Laura Miller is a district councilor for Wool in Dorset. She appeared on the show alongside PETA Director Elisa Allen to discuss a recent PETA suggestion that her town - Wool - changes its name to Vegan Wool, in a bid to bring attention to animal cruelty in the wool industry.
During the segment, Miller veered off the topic to wool, to highlight issues she believes are a factor with a vegan diet.
"I actually used to be vegan," said Miller. "I eat very little meat now, but what I do eat, I can tell you how many miles it's come. I can probably tell you the field it came from. As a community, we're really aware of those issues."

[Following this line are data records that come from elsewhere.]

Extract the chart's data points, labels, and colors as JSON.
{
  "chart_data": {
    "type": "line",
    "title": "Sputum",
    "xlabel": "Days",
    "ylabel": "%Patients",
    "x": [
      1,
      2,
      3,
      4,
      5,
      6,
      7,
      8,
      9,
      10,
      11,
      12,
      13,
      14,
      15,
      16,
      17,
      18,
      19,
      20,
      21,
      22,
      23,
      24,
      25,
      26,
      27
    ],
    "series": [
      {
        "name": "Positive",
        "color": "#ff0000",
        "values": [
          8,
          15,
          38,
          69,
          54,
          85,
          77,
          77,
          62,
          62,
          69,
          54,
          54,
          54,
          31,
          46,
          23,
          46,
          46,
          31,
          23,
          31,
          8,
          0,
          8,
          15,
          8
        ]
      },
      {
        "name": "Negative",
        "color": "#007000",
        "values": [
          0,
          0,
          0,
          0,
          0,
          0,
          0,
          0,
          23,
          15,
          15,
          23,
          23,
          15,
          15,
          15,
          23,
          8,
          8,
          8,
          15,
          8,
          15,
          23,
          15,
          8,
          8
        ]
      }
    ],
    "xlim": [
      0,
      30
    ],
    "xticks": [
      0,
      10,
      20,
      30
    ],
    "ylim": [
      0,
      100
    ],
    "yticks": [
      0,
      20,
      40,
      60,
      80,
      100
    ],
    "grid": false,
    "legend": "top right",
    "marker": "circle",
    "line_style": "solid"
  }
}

Talking about PETA's suggestion to rename the village, she added: "There are quite a few residents who might not want to align themselves with some of PETA's previous record with rehoming animals and things like that. So while we're supportive of sustainable, cruelty-free farming...it's more an issue of sustainability.
"A vegan diet...I've been vegan...is predominantly based around soy that flies thousands of air miles, so there are sustainability issues, carbon footprint issues."
The segment on Good Morning Britain
Miller's critique of the sustainability of vegan diets flies in the face of recent Oxford University research, which claims that opting for a plant-based diet is the biggest step an individual can take in reducing their environmental impact on the planet.
"A vegan diet is probably the single biggest way to reduce your impact on planet Earth, not just greenhouse gases, but global acidification, eutrophication, land use and water use," Joseph Poore, at the University of Oxford, UK, who led the research told The Guardian. "It is far bigger than cutting down on your flights or buying an electric car [which only cut greenhouse gas emissions].
"Agriculture is a sector that spans all the multitude of environmental problems. Really it is animal products that are responsible for so much of this. Avoiding consumption of animal products delivers far better environmental benefits than trying to purchase sustainable meat and dairy."